目的：探討人體下肢各別肌群在步行動作中，如何支撐與加速人體質心。方法：招募一位健康男性施作五次正常步行動作，擷取其動作之運動學、動力學參數與下肢肌群電位訊號，匯入OpenSim模擬軟體建立具有12個肢段、23個關節自由度與92條作用肌的骨骼肌肉模型，利用微擾分析工具，求得各別肌群在單腳支撐期對支撐與加速人體質心之貢獻。結果：單腳支撐期初期，下肢肌群支撐並使人體質心減速，此階段貢獻最大者是股四頭肌與臀大肌；單腳支撐期後期，下肢肌群支撐並推動人體質心向前加速，比目魚肌與腓腸肌貢獻最大。結論：步行動作中，對人體產生支撐、減速與加速作用的下肢肌群，貢獻最大者是：股四頭肌、臀大肌、比目魚肌與腓腸肌。

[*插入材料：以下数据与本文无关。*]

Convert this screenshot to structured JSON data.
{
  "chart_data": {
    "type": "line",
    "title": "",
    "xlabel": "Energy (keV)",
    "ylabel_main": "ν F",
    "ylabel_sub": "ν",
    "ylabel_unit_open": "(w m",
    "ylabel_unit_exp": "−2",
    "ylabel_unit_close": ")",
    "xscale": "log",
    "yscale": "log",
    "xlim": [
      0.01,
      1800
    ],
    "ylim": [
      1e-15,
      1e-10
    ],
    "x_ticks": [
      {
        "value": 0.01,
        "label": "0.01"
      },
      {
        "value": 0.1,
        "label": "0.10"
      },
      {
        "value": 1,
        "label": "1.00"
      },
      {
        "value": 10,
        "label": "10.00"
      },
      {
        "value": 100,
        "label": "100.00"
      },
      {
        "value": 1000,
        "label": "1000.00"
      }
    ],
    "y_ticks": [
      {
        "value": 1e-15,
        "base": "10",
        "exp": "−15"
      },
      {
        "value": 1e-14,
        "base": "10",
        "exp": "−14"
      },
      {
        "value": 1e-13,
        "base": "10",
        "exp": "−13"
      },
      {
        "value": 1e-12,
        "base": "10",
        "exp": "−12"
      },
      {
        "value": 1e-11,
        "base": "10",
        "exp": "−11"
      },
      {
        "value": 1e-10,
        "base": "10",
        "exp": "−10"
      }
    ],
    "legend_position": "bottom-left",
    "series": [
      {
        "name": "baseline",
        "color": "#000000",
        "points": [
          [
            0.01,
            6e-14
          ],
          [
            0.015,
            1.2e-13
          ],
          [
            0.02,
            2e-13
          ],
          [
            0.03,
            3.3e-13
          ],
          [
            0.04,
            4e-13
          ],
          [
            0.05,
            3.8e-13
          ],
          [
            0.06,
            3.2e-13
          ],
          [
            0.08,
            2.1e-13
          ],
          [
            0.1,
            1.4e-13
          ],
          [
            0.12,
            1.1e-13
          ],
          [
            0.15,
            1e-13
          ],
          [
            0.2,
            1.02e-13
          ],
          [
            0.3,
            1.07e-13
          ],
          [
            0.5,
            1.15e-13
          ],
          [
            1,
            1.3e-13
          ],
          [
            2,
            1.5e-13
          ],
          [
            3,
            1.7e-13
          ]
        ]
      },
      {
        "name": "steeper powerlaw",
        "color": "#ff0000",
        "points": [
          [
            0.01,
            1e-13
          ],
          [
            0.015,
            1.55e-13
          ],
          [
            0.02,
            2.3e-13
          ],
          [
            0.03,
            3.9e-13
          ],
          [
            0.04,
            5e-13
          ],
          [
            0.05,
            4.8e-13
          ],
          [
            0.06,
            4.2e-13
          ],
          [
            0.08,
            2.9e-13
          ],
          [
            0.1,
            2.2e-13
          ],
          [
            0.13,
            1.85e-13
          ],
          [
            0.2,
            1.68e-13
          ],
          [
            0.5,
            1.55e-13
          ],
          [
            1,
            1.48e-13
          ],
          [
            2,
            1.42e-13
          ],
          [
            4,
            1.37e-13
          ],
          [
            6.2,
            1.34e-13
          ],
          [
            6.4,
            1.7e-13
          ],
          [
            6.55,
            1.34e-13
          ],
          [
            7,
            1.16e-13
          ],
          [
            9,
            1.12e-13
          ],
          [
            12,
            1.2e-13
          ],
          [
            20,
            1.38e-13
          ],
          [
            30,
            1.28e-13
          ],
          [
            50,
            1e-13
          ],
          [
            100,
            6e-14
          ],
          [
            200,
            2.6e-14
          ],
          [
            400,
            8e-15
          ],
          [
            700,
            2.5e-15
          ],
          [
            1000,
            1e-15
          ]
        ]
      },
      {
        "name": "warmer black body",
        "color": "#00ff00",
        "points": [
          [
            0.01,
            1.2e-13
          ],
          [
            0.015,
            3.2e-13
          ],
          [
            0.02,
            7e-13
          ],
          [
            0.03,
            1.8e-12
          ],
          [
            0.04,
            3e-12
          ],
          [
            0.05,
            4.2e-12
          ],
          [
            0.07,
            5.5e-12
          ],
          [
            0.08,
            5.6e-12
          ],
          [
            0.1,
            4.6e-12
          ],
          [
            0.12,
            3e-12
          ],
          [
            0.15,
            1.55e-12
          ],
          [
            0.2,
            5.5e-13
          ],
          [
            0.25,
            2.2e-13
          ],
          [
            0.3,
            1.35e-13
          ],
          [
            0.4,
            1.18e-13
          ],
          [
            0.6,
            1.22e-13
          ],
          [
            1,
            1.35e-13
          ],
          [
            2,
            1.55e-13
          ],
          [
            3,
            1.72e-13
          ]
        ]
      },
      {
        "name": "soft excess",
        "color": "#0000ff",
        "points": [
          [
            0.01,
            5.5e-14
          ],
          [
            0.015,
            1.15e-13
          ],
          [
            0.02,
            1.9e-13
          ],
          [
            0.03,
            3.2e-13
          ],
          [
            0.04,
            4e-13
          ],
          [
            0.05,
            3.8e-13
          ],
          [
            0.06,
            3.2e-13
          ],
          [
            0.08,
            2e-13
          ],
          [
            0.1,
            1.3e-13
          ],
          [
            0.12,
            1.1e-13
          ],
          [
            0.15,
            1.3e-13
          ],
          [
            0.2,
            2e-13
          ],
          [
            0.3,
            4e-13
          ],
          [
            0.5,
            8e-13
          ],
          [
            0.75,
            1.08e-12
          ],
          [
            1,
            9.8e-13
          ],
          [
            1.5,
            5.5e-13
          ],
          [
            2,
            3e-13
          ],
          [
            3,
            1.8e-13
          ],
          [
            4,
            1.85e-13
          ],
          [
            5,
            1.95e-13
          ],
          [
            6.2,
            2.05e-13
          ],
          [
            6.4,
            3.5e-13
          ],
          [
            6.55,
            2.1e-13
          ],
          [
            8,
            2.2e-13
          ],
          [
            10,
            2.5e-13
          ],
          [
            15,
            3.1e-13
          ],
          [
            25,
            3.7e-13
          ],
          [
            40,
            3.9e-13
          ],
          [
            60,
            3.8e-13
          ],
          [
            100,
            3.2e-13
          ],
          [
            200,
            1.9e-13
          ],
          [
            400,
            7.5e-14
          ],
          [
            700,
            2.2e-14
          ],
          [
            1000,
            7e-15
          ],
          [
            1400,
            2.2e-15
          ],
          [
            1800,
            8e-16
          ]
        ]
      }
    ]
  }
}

Purpose: To determine how lower extremity muscles contribute to support and accelerate human body during walking. Method: A musculoskeletal model (12 segments, 23 degree of freedom, 92 actuators) was modified for a healthy adult male by using OpenSim software. The time history of muscle activation during walking was deducted and used for perturbation analysis. Muscle force generated by each actuator was perturbed to see how single muscle contributes to the acceleration of human body's center of mass. Results: During the early part of single support phase, lower extremity muscles support and decelerate human body, quadriceps femoris and gluteus maximus are the major contributors. During the latter part of single support phase, soleus and gastrocnemius muscles are the major contributors for supporting and accelerating human body. Conclusion: Among the vast variety of lower extremity muscle groups, quadriceps femoris, gluteus maximus, soleus and gastrocnemius muscles are the four major contributors to acceleration of human body’s center of mass.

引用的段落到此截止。